Open-Access: This article is an open-access article that was selected by an in-house editor and fully peer-reviewed by external reviewers. It is distributed in accordance with the Creative Commons Attribution NonCommercial (CC BY-NC 4.0) license, which permits others to distribute, remix, adapt, build upon this work non-commercially, and license their derivative works on different terms, provided the original work is properly cited and the use is non-commercial. See: https://creativecommons.org/licenses/by-nc/4.0/
Corresponding author: Zhou Liu, MD, Associate Chief Physician, Deputy Director, Department of Neurology, The Affiliated Hospital of Guangdong Medical University, No. 57 People's Avenue South, Zhanjiang 524000, Guangdong Province, China. liuzhou@gdmu.edu.cn
Received: January 7, 2024 Revised: March 19, 2024 Accepted: April 9, 2024 Published online: June 6, 2024 Processing time: 143 Days and 3.7 Hours
Abstract
BACKGROUND
Existing evidence suggests that gut microbiota represent a significant environmental risk factor for various forms of dementia, including Alzheimer's dementia, vascular dementia, and dementia in other diseases classified elsewhere. However, the exact causal relationships between gut microbiota and the different forms of dementia or their subtypes remain unclear.
AIM
To investigate putative causal relationships between gut microbiota and dementia or its subtypes using Mendelian randomization (MR) analysis.
METHODS
A bidirectional, two-sample, MR analysis was conducted utilizing publicly available gut microbiota-related genome-wide association study (GWAS) summary data from the MiBioGen consortium alongside GWAS summary statistics for dementia and its subtypes from the FinnGen consortium. Instrumental variables were selected according to the fundamental tenets of MR and their strengths were evaluated using the F-statistic. Five MR methods were employed, and the robustness of our findings was validated. To account for multiple comparisons, we applied the Bonferroni method for P-value adjustment.
RESULTS
We identified several gut microbiota taxa exhibiting putative causal relationships with dementia or its subtypes, potentially serving as risk or protective factors for the disease. In addition, reverse MR analysis indicated that the relative abundance of several gut microbiota taxa might be influenced by dementia or its subtypes. An exhaustive sensitivity analysis confirmed the absence of heterogeneity and horizontal pleiotropy. After applying correction for multiple testing, we observed that the order Bacillales (odds ratio: 0.830, 95% confidence interval: 0.740-0.932, P = 0.00155, Padjust = 0.0311) exhibited a strong association with Alzheimer’s disease-related dementia.
CONCLUSION
The results suggest that gut microbiota is causally associated with dementia. Our findings provide novel insights into the pathophysiology of dementia and have important implications for its treatment and prevention.
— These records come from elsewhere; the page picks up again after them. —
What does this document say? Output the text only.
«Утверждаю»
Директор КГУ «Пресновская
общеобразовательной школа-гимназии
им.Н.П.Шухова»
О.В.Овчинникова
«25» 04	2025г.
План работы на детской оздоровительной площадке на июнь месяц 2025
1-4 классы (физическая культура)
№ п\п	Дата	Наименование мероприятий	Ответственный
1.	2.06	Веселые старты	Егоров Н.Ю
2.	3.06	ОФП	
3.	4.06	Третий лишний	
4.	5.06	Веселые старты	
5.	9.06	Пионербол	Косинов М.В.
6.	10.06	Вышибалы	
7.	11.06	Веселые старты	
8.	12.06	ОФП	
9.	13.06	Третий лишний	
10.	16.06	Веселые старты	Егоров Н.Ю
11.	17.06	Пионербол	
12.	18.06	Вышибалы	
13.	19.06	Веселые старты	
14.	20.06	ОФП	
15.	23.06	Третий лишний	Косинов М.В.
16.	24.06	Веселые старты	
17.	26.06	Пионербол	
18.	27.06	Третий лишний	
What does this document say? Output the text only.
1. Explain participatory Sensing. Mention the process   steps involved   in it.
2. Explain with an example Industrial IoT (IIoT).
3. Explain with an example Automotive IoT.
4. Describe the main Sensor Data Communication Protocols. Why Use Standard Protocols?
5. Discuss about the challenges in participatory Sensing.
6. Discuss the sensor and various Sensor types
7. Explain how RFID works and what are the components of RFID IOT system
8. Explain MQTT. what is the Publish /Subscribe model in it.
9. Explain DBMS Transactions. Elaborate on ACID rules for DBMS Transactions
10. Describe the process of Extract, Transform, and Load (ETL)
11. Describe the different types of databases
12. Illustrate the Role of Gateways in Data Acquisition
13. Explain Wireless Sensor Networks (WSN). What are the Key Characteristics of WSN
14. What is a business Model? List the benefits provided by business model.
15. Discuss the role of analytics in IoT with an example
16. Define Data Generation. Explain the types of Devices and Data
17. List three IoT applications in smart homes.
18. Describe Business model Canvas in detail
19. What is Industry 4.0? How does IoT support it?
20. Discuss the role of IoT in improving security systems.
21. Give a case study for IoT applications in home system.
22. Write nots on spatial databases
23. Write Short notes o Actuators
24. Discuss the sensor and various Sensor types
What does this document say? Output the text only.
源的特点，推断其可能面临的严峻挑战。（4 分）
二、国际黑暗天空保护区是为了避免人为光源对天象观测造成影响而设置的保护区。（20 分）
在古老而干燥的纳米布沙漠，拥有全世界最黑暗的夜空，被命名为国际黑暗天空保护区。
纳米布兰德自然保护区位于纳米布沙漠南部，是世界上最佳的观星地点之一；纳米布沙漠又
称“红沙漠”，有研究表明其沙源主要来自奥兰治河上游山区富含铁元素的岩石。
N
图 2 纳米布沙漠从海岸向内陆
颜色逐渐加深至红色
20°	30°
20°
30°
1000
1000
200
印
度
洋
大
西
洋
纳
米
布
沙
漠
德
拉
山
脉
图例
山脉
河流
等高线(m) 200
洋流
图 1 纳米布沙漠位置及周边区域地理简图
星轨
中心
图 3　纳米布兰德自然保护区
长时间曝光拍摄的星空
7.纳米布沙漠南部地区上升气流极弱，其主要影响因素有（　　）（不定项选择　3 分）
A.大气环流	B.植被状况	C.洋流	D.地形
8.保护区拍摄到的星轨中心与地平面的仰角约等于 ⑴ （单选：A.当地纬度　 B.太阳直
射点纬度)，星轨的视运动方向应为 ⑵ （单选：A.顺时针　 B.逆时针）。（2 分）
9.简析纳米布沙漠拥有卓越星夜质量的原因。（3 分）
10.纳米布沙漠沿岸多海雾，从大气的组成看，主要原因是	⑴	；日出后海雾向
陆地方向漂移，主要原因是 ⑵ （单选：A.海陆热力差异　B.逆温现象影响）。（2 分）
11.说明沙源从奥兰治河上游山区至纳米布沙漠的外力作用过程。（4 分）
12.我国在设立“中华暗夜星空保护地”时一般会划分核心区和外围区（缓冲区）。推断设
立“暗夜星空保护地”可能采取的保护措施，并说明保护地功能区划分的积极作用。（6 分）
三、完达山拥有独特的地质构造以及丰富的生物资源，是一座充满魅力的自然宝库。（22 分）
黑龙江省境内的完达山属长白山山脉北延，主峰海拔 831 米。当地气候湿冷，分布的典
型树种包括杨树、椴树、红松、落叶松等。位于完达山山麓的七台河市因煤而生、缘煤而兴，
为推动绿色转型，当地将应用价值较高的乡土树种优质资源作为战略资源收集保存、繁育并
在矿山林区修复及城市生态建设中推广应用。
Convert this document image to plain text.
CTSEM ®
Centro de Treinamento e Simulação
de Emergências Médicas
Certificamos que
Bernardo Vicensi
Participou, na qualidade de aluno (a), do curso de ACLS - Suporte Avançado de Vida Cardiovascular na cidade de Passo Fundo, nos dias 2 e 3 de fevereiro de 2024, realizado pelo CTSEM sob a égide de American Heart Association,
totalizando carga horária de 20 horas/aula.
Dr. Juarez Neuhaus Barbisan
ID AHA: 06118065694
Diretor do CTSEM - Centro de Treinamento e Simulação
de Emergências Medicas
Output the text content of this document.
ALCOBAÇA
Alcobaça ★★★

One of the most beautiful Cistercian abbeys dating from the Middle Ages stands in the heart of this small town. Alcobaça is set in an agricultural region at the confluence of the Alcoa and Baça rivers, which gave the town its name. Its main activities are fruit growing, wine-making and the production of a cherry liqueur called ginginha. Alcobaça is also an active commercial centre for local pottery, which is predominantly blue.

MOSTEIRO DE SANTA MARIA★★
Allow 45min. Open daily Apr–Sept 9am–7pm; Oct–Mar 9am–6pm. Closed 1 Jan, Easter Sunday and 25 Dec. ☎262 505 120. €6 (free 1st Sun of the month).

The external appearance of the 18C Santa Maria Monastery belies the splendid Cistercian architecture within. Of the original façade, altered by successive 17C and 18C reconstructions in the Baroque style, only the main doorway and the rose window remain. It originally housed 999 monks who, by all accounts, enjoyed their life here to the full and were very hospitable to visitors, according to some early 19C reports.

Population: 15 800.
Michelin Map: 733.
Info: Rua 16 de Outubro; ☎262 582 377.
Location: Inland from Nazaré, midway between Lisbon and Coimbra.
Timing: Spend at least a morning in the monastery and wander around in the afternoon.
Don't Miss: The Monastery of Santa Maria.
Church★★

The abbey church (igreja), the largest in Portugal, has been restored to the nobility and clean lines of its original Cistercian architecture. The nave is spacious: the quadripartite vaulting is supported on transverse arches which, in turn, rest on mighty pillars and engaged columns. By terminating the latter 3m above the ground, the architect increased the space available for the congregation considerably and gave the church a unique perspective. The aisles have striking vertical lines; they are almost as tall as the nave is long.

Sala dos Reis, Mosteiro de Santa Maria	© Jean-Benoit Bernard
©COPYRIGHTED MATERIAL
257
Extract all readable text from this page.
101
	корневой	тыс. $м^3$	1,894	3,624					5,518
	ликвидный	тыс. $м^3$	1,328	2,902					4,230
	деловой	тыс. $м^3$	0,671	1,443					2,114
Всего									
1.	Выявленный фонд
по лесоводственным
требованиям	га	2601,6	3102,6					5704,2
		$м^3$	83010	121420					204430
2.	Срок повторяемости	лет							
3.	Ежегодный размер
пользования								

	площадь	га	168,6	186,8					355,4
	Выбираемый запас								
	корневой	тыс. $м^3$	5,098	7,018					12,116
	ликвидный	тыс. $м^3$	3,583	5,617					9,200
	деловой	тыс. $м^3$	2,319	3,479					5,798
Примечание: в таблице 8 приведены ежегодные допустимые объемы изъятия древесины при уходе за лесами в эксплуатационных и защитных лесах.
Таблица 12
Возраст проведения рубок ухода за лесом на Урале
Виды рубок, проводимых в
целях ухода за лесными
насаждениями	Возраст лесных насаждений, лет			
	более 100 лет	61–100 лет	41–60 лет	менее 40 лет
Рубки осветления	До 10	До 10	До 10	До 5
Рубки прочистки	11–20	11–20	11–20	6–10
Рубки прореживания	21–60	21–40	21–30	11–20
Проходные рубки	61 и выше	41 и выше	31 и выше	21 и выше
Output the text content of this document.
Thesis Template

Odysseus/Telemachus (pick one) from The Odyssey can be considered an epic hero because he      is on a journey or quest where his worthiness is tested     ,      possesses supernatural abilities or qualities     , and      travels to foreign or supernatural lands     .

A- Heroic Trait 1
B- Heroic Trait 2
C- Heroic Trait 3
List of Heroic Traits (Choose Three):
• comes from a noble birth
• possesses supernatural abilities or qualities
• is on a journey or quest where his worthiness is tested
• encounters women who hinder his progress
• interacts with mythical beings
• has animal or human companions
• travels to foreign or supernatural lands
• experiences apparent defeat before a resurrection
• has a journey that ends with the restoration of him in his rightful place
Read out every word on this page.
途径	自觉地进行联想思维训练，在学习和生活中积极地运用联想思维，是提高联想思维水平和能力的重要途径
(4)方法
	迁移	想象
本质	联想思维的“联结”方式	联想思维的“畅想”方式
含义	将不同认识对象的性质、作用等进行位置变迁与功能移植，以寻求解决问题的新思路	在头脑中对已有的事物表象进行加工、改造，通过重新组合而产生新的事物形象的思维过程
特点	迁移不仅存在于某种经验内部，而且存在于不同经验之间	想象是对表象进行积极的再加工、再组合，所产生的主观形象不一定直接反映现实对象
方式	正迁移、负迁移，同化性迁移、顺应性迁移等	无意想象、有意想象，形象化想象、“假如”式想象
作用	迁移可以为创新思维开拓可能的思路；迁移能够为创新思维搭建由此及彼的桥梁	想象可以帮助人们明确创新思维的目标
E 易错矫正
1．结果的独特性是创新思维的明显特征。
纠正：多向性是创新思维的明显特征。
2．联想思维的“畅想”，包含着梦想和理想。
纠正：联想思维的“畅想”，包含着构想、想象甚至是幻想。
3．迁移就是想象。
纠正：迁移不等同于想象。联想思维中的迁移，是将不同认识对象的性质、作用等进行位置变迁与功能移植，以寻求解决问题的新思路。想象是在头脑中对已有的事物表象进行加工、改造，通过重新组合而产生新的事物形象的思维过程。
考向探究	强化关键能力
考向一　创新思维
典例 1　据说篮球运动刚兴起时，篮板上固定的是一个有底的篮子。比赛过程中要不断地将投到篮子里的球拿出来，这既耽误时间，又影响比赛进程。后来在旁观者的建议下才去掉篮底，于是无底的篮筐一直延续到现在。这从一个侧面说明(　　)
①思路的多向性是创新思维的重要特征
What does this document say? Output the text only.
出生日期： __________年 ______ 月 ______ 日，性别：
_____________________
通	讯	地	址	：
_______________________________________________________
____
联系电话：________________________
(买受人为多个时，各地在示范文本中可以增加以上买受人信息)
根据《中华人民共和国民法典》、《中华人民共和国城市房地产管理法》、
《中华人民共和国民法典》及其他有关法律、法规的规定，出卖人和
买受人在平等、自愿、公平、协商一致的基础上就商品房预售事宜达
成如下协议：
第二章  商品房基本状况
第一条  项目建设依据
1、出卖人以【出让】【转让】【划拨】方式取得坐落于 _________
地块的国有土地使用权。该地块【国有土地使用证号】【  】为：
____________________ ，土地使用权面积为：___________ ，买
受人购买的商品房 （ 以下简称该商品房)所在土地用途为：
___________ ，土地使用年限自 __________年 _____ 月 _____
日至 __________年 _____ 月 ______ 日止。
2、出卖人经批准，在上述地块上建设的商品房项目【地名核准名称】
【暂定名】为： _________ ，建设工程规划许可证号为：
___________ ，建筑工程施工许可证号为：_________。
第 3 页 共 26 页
Core Tip: We identified several gut microbiota taxa as being associated with the risk of or protection against dementia, including its subtypes. These gut microbiota also exhibited potential as therapeutic targets for the disease. Conversely, reverse Mendelian randomization analysis indicated that dementia or its subtypes also influenced the abundance of several gut bacteria, implying that these taxa may serve as biomarkers for assessing the occurrence and progression of dementia. This study offers novel insights into the mechanisms underlying the role of the gut microbiome in this disorder.